AI!! QUE MEDA DO VOVÔ

FARSA - Um tipo de peça teatral que surgiu por volta do século XIV. Em geral é breve, tem poucas personagens e pretende provocar o riso explorando situações engraçadas, grotescas, ridículas da vida cotidiana, apelando para a caricatura e os exageros. (Tufano Douglas,1995, p. 23).

AI! QUE MEDA DO VOVÔ

Vovô era um menino com cara de velho, tinha os cabelos espetados, quase brancos, não possuía lábios, não sei como falava e como falava.

Eu, naquela idade... Nem menina, nem mulher, sei lá...Desprovida de qualquer volume.

Magérrima, seca e porque não dizer quase esturricada.

Eis que o desgraçado do Vovô encasquetou com minha magreza vergonhosa e passou a me torturar.

Não podia me ver, começava gritar alto para o mundo inteirinho ouvir: - Magricela, magricela, magricela...

Quando eu o avistava, disfarçava, até cortava caminho para chegar em casa, quase grudada com a dele.

O tratava com formalidade com intuito de não ser achocalhada, não surtia efeito.

Era quase um fiapo, minha mãe se esmerava para satisfazer meu paladar, na esperança que minhas tripas não grudassem uma na outra.

Nas tardes, mamãe me presenteava com o quitute mais saboroso, na esquina havia uma padaria que confeccionava um pão doce coberto com doce de leite, hum! Delícia!

Não podia ir comprar, o Vovô não deixava, ademais, tinha meda de contar meu drama para meus irmãos mais velhos e depois Vovô me matar.

Resolvi fazer um pacto de cordialidade com Vovô, eu lhe daria MAIS da metade do meu pão se deixasse de me xingar, quase morria vendo o infeliz se deliciando com meu pertence, mas não adiantou, piorou, agora ele queria o pão inteiro e quando não estava se deliciando com minha merenda, a palavra magricela, magricela...Não parava de sair daquele orifício bucal (desculpe, leitor refinado).

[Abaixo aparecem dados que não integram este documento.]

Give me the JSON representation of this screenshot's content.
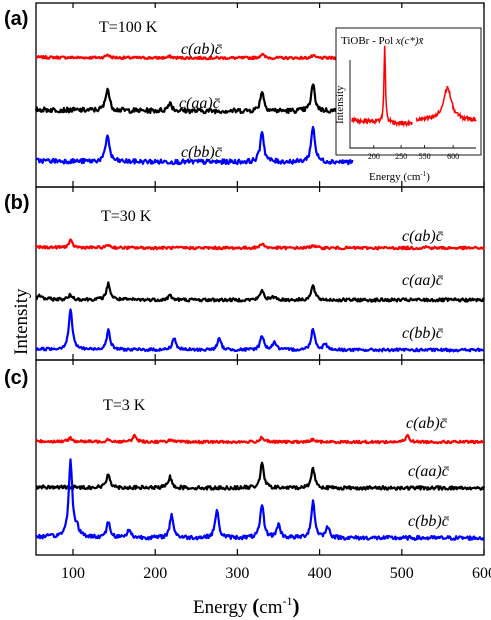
{
  "chart_data": {
    "type": "line",
    "xlabel": "Energy (cm⁻¹)",
    "xlabel_main": "Energy ",
    "xlabel_paren_open": "(",
    "xlabel_unit": "cm",
    "xlabel_exp": "-1",
    "xlabel_paren_close": ")",
    "ylabel": "Intensity",
    "xlim": [
      55,
      600
    ],
    "x_ticks": [
      "100",
      "200",
      "300",
      "400",
      "500",
      "600"
    ],
    "x_tick_values": [
      100,
      200,
      300,
      400,
      500,
      600
    ],
    "grid": false,
    "panels": [
      {
        "label": "(a)",
        "temperature": "T=100 K",
        "series": [
          {
            "name": "c(ab)c̄",
            "color": "#ff0000",
            "x_max": 440,
            "peaks": [
              [
                142,
                0.22
              ],
              [
                218,
                0.1
              ],
              [
                330,
                0.28
              ],
              [
                392,
                0.15
              ]
            ]
          },
          {
            "name": "c(aa)c̄",
            "color": "#000000",
            "x_max": 440,
            "peaks": [
              [
                142,
                0.85
              ],
              [
                218,
                0.32
              ],
              [
                330,
                0.75
              ],
              [
                392,
                1.0
              ]
            ]
          },
          {
            "name": "c(bb)c̄",
            "color": "#0000ff",
            "x_max": 440,
            "peaks": [
              [
                142,
                1.05
              ],
              [
                330,
                1.2
              ],
              [
                392,
                1.4
              ]
            ]
          }
        ],
        "inset": {
          "title": "TiOBr - Pol x(c*)x̄",
          "title_main": "TiOBr - Pol ",
          "title_pol": "x(c*)x̄",
          "xlabel": "Energy (cm⁻¹)",
          "xlabel_main": "Energy (cm",
          "xlabel_exp": "-1",
          "xlabel_close": ")",
          "ylabel": "Intensity",
          "x_ticks": [
            "200",
            "250",
            "550",
            "600"
          ],
          "x_tick_values": [
            200,
            250,
            550,
            600
          ],
          "color": "#ff0000",
          "segments": [
            {
              "xlim": [
                160,
                270
              ],
              "peaks": [
                [
                  220,
                  1.0
                ]
              ]
            },
            {
              "xlim": [
                535,
                640
              ],
              "peaks": [
                [
                  590,
                  0.42
                ]
              ]
            }
          ]
        }
      },
      {
        "label": "(b)",
        "temperature": "T=30 K",
        "series": [
          {
            "name": "c(ab)c̄",
            "color": "#ff0000",
            "x_max": 600,
            "peaks": [
              [
                97,
                0.45
              ],
              [
                143,
                0.2
              ],
              [
                330,
                0.32
              ],
              [
                392,
                0.2
              ],
              [
                530,
                0.08
              ]
            ]
          },
          {
            "name": "c(aa)c̄",
            "color": "#000000",
            "x_max": 600,
            "peaks": [
              [
                60,
                0.2
              ],
              [
                97,
                0.25
              ],
              [
                143,
                0.9
              ],
              [
                218,
                0.25
              ],
              [
                330,
                0.55
              ],
              [
                345,
                0.18
              ],
              [
                392,
                0.8
              ]
            ]
          },
          {
            "name": "c(bb)c̄",
            "color": "#0000ff",
            "x_max": 600,
            "peaks": [
              [
                97,
                2.5
              ],
              [
                143,
                1.2
              ],
              [
                223,
                0.75
              ],
              [
                278,
                0.7
              ],
              [
                330,
                0.9
              ],
              [
                345,
                0.5
              ],
              [
                392,
                1.35
              ],
              [
                407,
                0.4
              ]
            ]
          }
        ]
      },
      {
        "label": "(c)",
        "temperature": "T=3 K",
        "series": [
          {
            "name": "c(ab)c̄",
            "color": "#ff0000",
            "x_max": 600,
            "peaks": [
              [
                97,
                0.25
              ],
              [
                143,
                0.2
              ],
              [
                175,
                0.45
              ],
              [
                218,
                0.15
              ],
              [
                330,
                0.35
              ],
              [
                392,
                0.2
              ],
              [
                507,
                0.45
              ]
            ]
          },
          {
            "name": "c(aa)c̄",
            "color": "#000000",
            "x_max": 600,
            "peaks": [
              [
                143,
                0.7
              ],
              [
                218,
                0.55
              ],
              [
                330,
                1.2
              ],
              [
                392,
                1.0
              ]
            ]
          },
          {
            "name": "c(bb)c̄",
            "color": "#0000ff",
            "x_max": 600,
            "peaks": [
              [
                97,
                3.5
              ],
              [
                105,
                0.35
              ],
              [
                143,
                0.7
              ],
              [
                168,
                0.35
              ],
              [
                220,
                1.05
              ],
              [
                275,
                1.25
              ],
              [
                330,
                1.5
              ],
              [
                350,
                0.6
              ],
              [
                392,
                1.65
              ],
              [
                410,
                0.5
              ]
            ]
          }
        ]
      }
    ]
  }
}
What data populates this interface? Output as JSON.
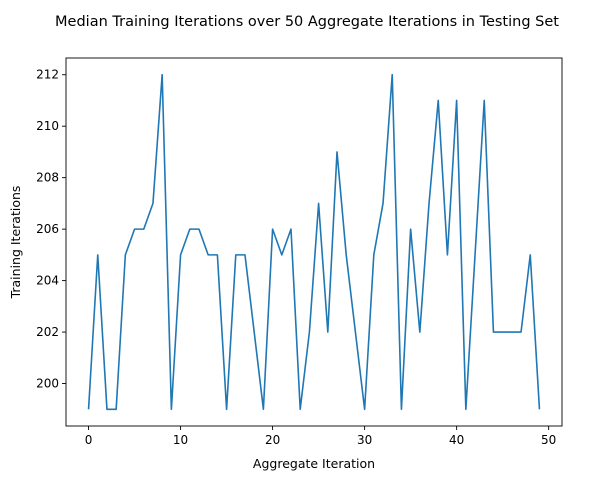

Então,Vovô começou a me empurrar, xingava, empurrava e comia meu pão, fazia tudo ao mesmo tempo.

O melhor presente ofertado por Deus, para nós mulheres, atende pela sigla TPM.

Dormi com receio do Vovô e acordei estranha, quase esquisita!

Decidida esconder do mundo minha magreza e comer meu pão doce.

Antes de abrir os olhos, propositei encerrar aquele ciclo de tortura.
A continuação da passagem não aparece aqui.